Aberdeen suppliers have been warned they could “miss out” on the huge oil and gas opportunity in sub-Saharan Africa.
At an industry event in the city yesterday, the Energy Industries Council (EIC) said nearly 40 major projects would reach sanction within the next two years and North Sea suppliers were in “prime position” to win work.
Up to 10% of planned global oil and gas investment is in the region, according to the EIC.
However, the organisation also warned that firms need to engage now or risk missing out, during the event hosted by the Aberdeen and Grampian Chamber of Commerce.
It comes as the UK supply chain looks to greatly boost its share of international work to support the longevity of the sector.
Cameron Douglas of Scottish Development International also spoke at the conference, noting that the interest of Scottish firms in Nigeria – which is set for a number of coming project sanctions – does not match the scale of the opportunity.
The country has estimated oil reserves of nearly 40billion barrels.
Mr Douglas said: “It is a mature market but one we would like to see more activity in Scotland.
“We don’t think Scottish levels of interest match that scale of opportunity, especially considering the levels of interest we have in Ghana.
“It doesn’t really line up, especially considering Nigeria is roughly 20 times the size in terms of output.”
Neil Golding, head of oil and gas business development at the EIC, warned that despite Aberdeen being in a strong position, it needs to engage early in the region.
He said: “In general the reason why people haven’t looked at Nigeria is because very few investment decisions have been made, commercial agreements haven’t been made with the major operators but I think that’s certainly going to change in the next 24 months.
“The opportunity is going to be there and if companies don’t engage now, they’re going to miss out.
“There are opportunities within developed markets like Nigeria, especially when we look at innovation where the UKCS and Aberdeen in particular, is at the forefront of that.”

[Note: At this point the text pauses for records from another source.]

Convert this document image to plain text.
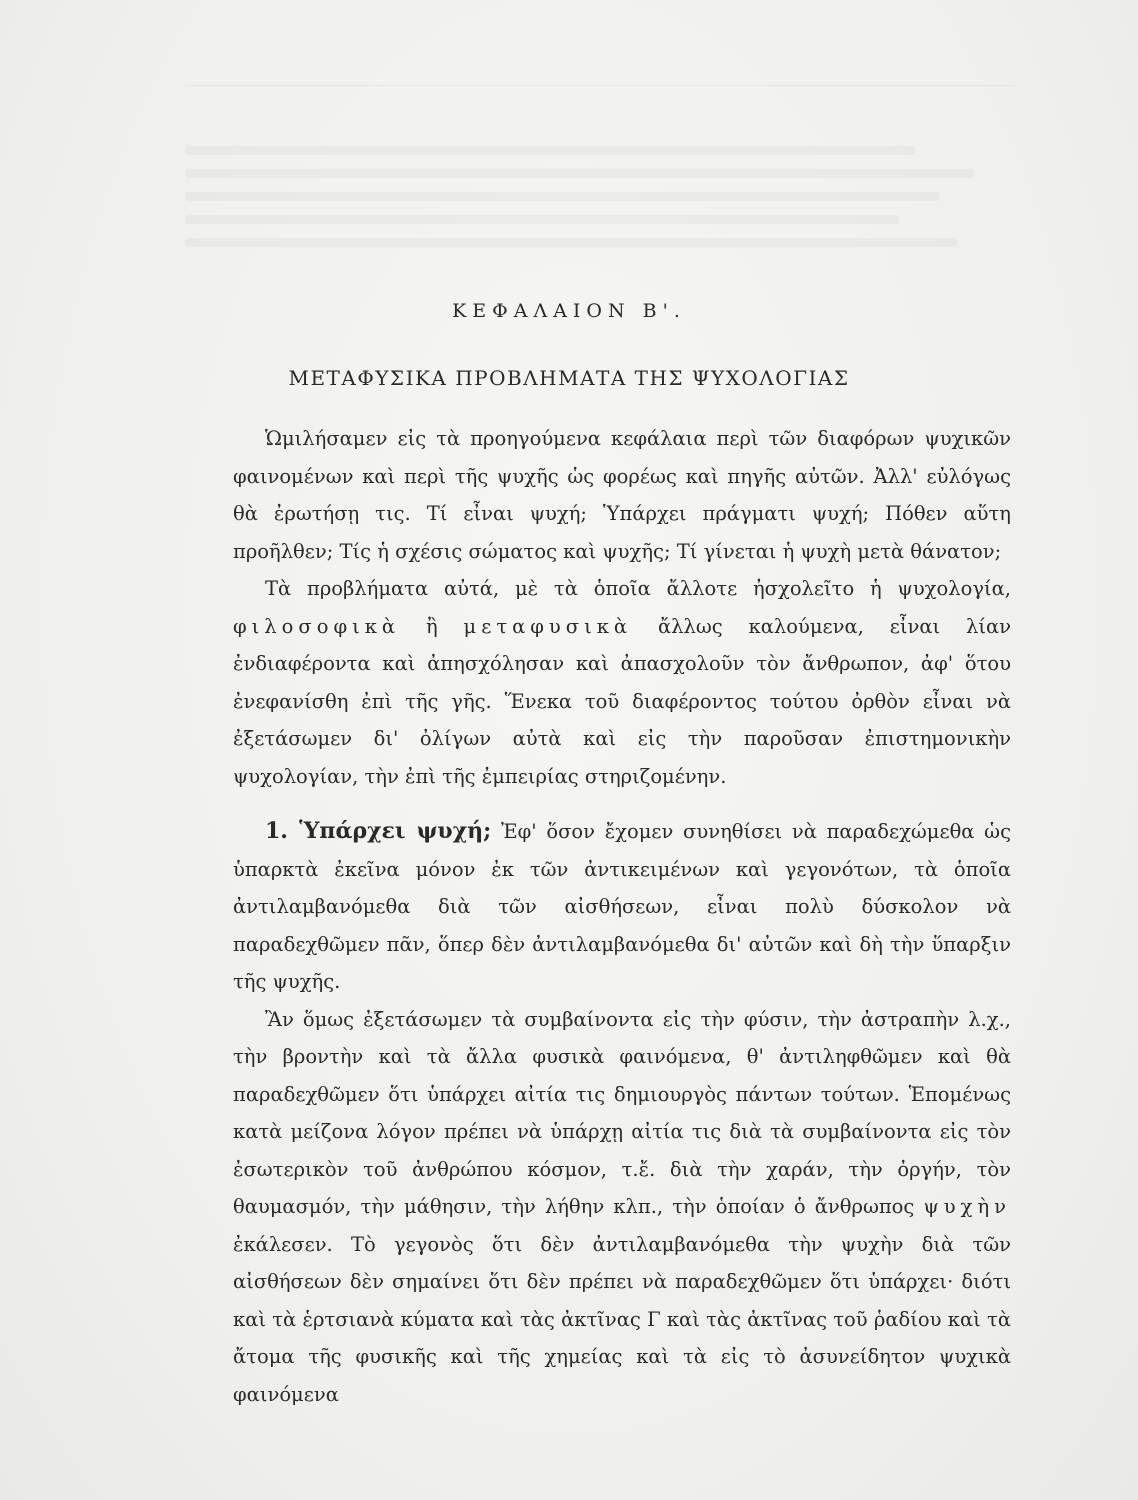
ΚΕΦΑΛΑΙΟΝ Β'.
ΜΕΤΑΦΥΣΙΚΑ ΠΡΟΒΛΗΜΑΤΑ ΤΗΣ ΨΥΧΟΛΟΓΙΑΣ

Ὡμιλήσαμεν εἰς τὰ προηγούμενα κεφάλαια περὶ τῶν διαφόρων ψυχικῶν φαινομένων καὶ περὶ τῆς ψυχῆς ὡς φορέως καὶ πηγῆς αὐτῶν. Ἀλλ' εὐλόγως θὰ ἐρωτήσῃ τις. Τί εἶναι ψυχή; Ὑπάρχει πράγματι ψυχή; Πόθεν αὕτη προῆλθεν; Τίς ἡ σχέσις σώματος καὶ ψυχῆς; Τί γίνεται ἡ ψυχὴ μετὰ θάνατον;

Τὰ προβλήματα αὐτά, μὲ τὰ ὁποῖα ἄλλοτε ἠσχολεῖτο ἡ ψυχολογία, φιλοσοφικὰ ἢ μεταφυσικὰ ἄλλως καλούμενα, εἶναι λίαν ἐνδιαφέροντα καὶ ἀπησχόλησαν καὶ ἀπασχολοῦν τὸν ἄνθρωπον, ἀφ' ὅτου ἐνεφανίσθη ἐπὶ τῆς γῆς. Ἕνεκα τοῦ διαφέροντος τούτου ὀρθὸν εἶναι νὰ ἐξετάσωμεν δι' ὀλίγων αὐτὰ καὶ εἰς τὴν παροῦσαν ἐπιστημονικὴν ψυχολογίαν, τὴν ἐπὶ τῆς ἐμπειρίας στηριζομένην.

1. Ὑπάρχει ψυχή; Ἐφ' ὅσον ἔχομεν συνηθίσει νὰ παραδεχώμεθα ὡς ὑπαρκτὰ ἐκεῖνα μόνον ἐκ τῶν ἀντικειμένων καὶ γεγονότων, τὰ ὁποῖα ἀντιλαμβανόμεθα διὰ τῶν αἰσθήσεων, εἶναι πολὺ δύσκολον νὰ παραδεχθῶμεν πᾶν, ὅπερ δὲν ἀντιλαμβανόμεθα δι' αὐτῶν καὶ δὴ τὴν ὕπαρξιν τῆς ψυχῆς.

Ἂν ὅμως ἐξετάσωμεν τὰ συμβαίνοντα εἰς τὴν φύσιν, τὴν ἀστραπὴν λ.χ., τὴν βροντὴν καὶ τὰ ἄλλα φυσικὰ φαινόμενα, θ' ἀντιληφθῶμεν καὶ θὰ παραδεχθῶμεν ὅτι ὑπάρχει αἰτία τις δημιουργὸς πάντων τούτων. Ἑπομένως κατὰ μείζονα λόγον πρέπει νὰ ὑπάρχῃ αἰτία τις διὰ τὰ συμβαίνοντα εἰς τὸν ἐσωτερικὸν τοῦ ἀνθρώπου κόσμον, τ.ἔ. διὰ τὴν χαράν, τὴν ὀργήν, τὸν θαυμασμόν, τὴν μάθησιν, τὴν λήθην κλπ., τὴν ὁποίαν ὁ ἄνθρωπος ψυχὴν ἐκάλεσεν. Τὸ γεγονὸς ὅτι δὲν ἀντιλαμβανόμεθα τὴν ψυχὴν διὰ τῶν αἰσθήσεων δὲν σημαίνει ὅτι δὲν πρέπει νὰ παραδεχθῶμεν ὅτι ὑπάρχει· διότι καὶ τὰ ἑρτσιανὰ κύματα καὶ τὰς ἀκτῖνας Γ καὶ τὰς ἀκτῖνας τοῦ ῥαδίου καὶ τὰ ἄτομα τῆς φυσικῆς καὶ τῆς χημείας καὶ τὰ εἰς τὸ ἀσυνείδητον ψυχικὰ φαινόμενα
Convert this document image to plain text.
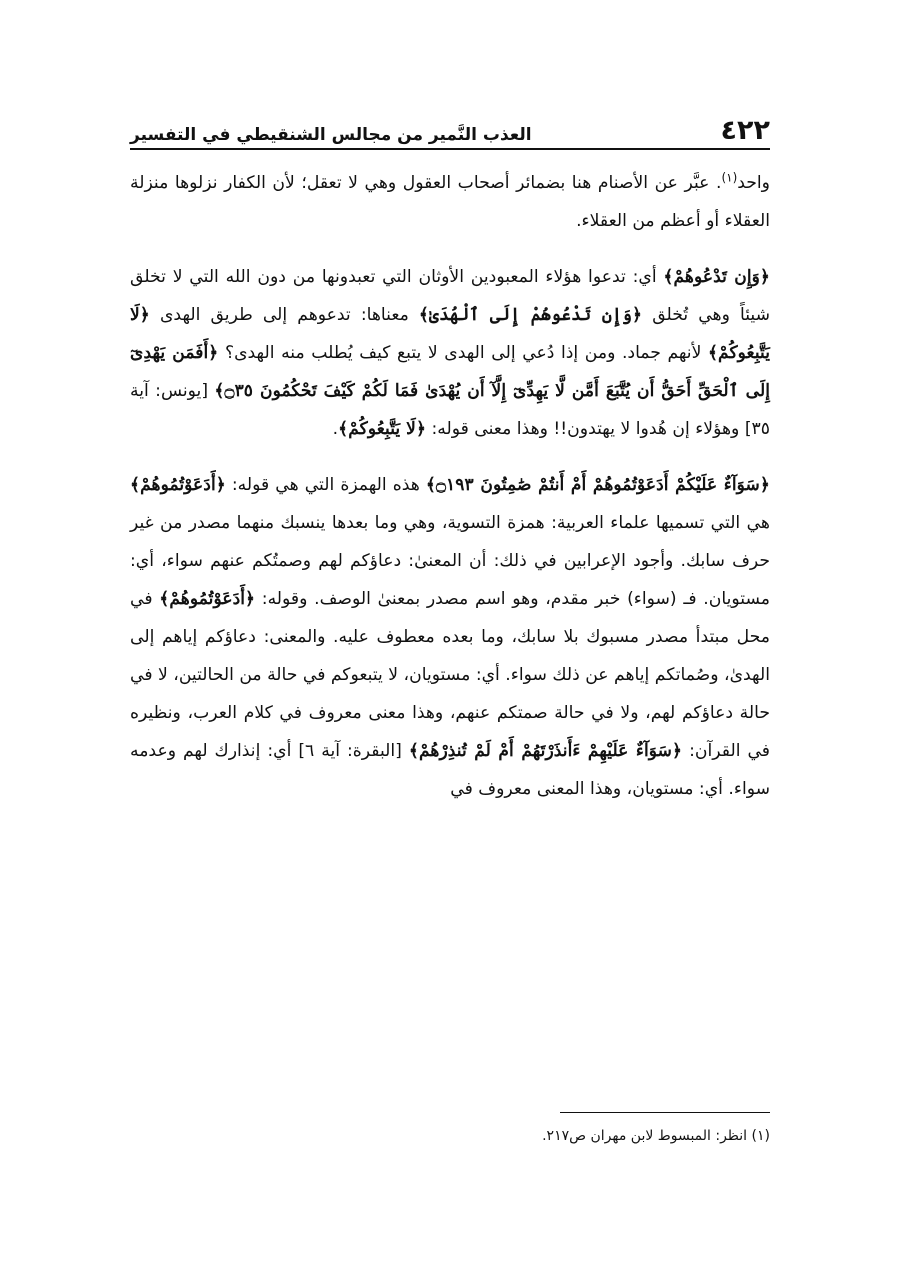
٤٢٢
العذب النَّمير من مجالس الشنقيطي في التفسير

واحد$^{(١)}$. عبَّر عن الأصنام هنا بضمائر أصحاب العقول وهي لا تعقل؛ لأن الكفار نزلوها منزلة العقلاء أو أعظم من العقلاء.

﴿وَإِن تَدْعُوهُمْ﴾ أي: تدعوا هؤلاء المعبودين الأوثان التي تعبدونها من دون الله التي لا تخلق شيئاً وهي تُخلق ﴿وَإِن تَدْعُوهُمْ إِلَى ٱلْهُدَىٰ﴾ معناها: تدعوهم إلى طريق الهدى ﴿لَا يَتَّبِعُوكُمْ﴾ لأنهم جماد. ومن إذا دُعي إلى الهدى لا يتبع كيف يُطلب منه الهدى؟ ﴿أَفَمَن يَهْدِىٓ إِلَى ٱلْحَقِّ أَحَقُّ أَن يُتَّبَعَ أَمَّن لَّا يَهِدِّىٓ إِلَّآ أَن يُهْدَىٰ فَمَا لَكُمْ كَيْفَ تَحْكُمُونَ ۝٣٥﴾ [يونس: آية ٣٥] وهؤلاء إن هُدوا لا يهتدون!! وهذا معنى قوله: ﴿لَا يَتَّبِعُوكُمْ﴾.

﴿سَوَآءٌ عَلَيْكُمْ أَدَعَوْتُمُوهُمْ أَمْ أَنتُمْ صَٰمِتُونَ ۝١٩٣﴾ هذه الهمزة التي هي قوله: ﴿أَدَعَوْتُمُوهُمْ﴾ هي التي تسميها علماء العربية: همزة التسوية، وهي وما بعدها ينسبك منهما مصدر من غير حرف سابك. وأجود الإعرابين في ذلك: أن المعنىٰ: دعاؤكم لهم وصمتُكم عنهم سواء، أي: مستويان. فـ (سواء) خبر مقدم، وهو اسم مصدر بمعنىٰ الوصف. وقوله: ﴿أَدَعَوْتُمُوهُمْ﴾ في محل مبتدأ مصدر مسبوك بلا سابك، وما بعده معطوف عليه. والمعنى: دعاؤكم إياهم إلى الهدىٰ، وصُماتكم إياهم عن ذلك سواء. أي: مستويان، لا يتبعوكم في حالة من الحالتين، لا في حالة دعاؤكم لهم، ولا في حالة صمتكم عنهم، وهذا معنى معروف في كلام العرب، ونظيره في القرآن: ﴿سَوَآءٌ عَلَيْهِمْ ءَأَنذَرْتَهُمْ أَمْ لَمْ تُنذِرْهُمْ﴾ [البقرة: آية ٦] أي: إنذارك لهم وعدمه سواء. أي: مستويان، وهذا المعنى معروف في

(١) انظر: المبسوط لابن مهران ص٢١٧.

Despite limited exploration in the region, Mr Golding said there are “significant discoveries” of hundreds of millions of barrels in frontier areas of sub-Saharan Africa in recent years.
As well as Nigeria, he said there is plenty of chance for Aberdeen suppliers to move into emerging markets such as Mauritania and Mozambique.
He added: “Newer markets don’t have an established supply chain.
“That’s an opportunity but also a challenge because you have to understand the local content regulation.
“When you look at Mozambique – which is very interesting at the moment with active developments going on – if companies don’t engage now they could miss out on the opportunity.
“It is also about engaging with the local partners, identifying those companies that are already set up in-country, already have a certain element of capability as well.
“The local content shouldn’t just be about recruiting people, it should be about upskilling the individuals and ensuring an industry is created thereafter.
“I think Aberdeen in particular has a legacy of doing that in other markets as well. That’s where I’d see the opportunities in those real frontier markets.”